The recent popularity of the article discussed here has led me to debate what many of my pure computer science friends see as big problems in bioinformatics—poor code quality, lack of testing and documentation, and unreliability. I said that things generally seem to be getting better over time, but they said they keep hearing about vague "improvement" in bioinformatics with no concrete examples.
As just an undergrad (in CS and Molecular Biology) with a short history in the field, I couldn't come up with much to say. So I turn to you.
Can you give any specific examples of how bioinformatics has improved over time? From specific tools and file formats to general practices?
Thanks for your time!
I am wondering if it really makes sense for bioinformatics to universally include the overhead associated with professional quality code. In some cases where the software is being used by hundreds, if not thousands of people, I guess the answer is obviously yes. However, I think a lot of ideas in science never go anywhere and it seems to me that it makes sense to write most code in whatever way makes sense for your small research group (as small proofs of concept) and then refactor the code later if the idea proves viable. There is an opportunity cost between exploring new ideas and exploiting those ideas to their fullest through professional quality implementations.
For myself, I would find it hard to do documentation, commenting, version control, testing etc for more than maybe one or two projects.
Anyway, I think measuring bioinformatics in terms of the quality of code is maybe not a great measure. It misses the science which is the accumulated knowledge about what algorithms and approaches apply to various biological problems. It's a little bit like measuring mathematical physics in terms of the quality of mathematics, while leaving out the advances in physics.
I think in addition to talking about the quality of the informatics, we should ask, what biology have we learned from bioinformatics that we would not have learned otherwise?
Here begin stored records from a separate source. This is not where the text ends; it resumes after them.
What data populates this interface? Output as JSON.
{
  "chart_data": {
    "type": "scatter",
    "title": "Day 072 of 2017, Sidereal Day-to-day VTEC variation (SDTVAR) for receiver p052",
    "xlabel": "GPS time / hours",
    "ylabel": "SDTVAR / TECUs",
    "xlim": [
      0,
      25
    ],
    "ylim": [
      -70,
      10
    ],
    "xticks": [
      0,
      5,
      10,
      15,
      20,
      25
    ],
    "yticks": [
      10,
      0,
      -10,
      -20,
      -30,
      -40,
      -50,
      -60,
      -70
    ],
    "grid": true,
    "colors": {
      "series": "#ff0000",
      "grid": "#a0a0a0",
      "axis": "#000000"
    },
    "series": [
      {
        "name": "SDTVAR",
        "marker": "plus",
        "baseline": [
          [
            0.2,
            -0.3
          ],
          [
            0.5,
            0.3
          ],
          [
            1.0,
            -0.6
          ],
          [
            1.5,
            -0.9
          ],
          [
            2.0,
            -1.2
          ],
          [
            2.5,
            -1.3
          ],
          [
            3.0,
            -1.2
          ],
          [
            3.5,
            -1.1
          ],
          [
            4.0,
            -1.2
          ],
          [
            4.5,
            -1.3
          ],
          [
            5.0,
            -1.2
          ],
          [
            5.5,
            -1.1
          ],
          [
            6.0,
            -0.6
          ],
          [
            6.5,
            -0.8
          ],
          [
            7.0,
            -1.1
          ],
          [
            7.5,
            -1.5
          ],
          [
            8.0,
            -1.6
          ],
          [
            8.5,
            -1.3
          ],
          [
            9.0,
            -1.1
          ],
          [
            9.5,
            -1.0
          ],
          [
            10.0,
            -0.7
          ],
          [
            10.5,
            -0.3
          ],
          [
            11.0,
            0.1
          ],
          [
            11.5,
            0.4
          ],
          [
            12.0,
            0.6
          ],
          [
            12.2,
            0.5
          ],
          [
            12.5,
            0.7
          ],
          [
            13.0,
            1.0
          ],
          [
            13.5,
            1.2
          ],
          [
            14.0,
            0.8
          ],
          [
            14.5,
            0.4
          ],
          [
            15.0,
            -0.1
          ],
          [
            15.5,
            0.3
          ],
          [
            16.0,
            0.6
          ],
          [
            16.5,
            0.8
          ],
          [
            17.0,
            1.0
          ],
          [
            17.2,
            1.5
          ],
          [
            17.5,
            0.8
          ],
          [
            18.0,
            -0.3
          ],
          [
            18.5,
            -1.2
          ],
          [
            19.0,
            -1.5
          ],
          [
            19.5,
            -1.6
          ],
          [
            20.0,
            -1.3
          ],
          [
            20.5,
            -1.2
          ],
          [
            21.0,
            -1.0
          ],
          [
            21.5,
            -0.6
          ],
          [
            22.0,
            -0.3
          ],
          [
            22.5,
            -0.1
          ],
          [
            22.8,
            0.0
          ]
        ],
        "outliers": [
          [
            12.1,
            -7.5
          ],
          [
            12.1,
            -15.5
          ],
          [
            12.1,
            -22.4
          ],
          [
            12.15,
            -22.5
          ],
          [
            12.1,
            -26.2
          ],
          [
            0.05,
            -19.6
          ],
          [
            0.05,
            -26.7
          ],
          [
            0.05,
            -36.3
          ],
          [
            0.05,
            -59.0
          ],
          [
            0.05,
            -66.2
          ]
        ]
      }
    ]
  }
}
How much (if at all) has bioinformatics increased the rate at which our knowledge about biology grows?
Note that Kate raised the question in the context of Fred Ross' rants on bioinformatics and the related HackerNews discussions. I guess one of the purposes serves to persuade more CS students and dedicated programmers to work on bioinformatics. For many of them, their interest is not in biology, at least not initially; their interest in bioinfo is to apply their skill sets on practical problems. If the bioinfo community think algorithms, code quality etc are not important, what is the point for a CS student or a professional programmer to join the field? Wouldn't a biologist with basic training in programming be able to solve most of the problems? From Fred's posts and CV, his primary interest seems to be programming. My feeling is his frustration mainly comes from the failure to pursue his interest. He is not alone: although most of answers/comments here rightfully indicate his post is severely biased, the post still gets 11 upvotes (personally, I only upvote a post for my support of its content); his opinion in the programming aspect is also echoed by serveral in HackerNews.
Maybe we can say "haters gonna hate", which is probably true, but Fred's post and more importantly the responses still make me think: how much room is there for CS students and dedicated programmers? Do we want to get more of them involved? On the interaction with computer scientists and professional programmers, is our bioinfo community moving in the right direction? If not perfect, can we do something on our side (without asking to reform the funding system, some aruged as the root of all evil) to improve the current situation? I haven't found answers myself.
PS: When I finish the comment, I realize it too long. But it is not answering Kate's question, so I will leave it here. I am sorry for the long mess without a clear conclusion.
But isn't maintaining proper code analogous to sending reagents/organisms for a wet lab biologist? Is there really that much more overhead in support/refactoring code compared to keeping hundreds of stocks of flies/zebrafish/hybridomas?
I realized when I finished writing my response that I don't have an answer to the question of: who is going to do the refactoring? I worry that fixing or improving old code has no obvious reward in the ecosystem of "publish or perish".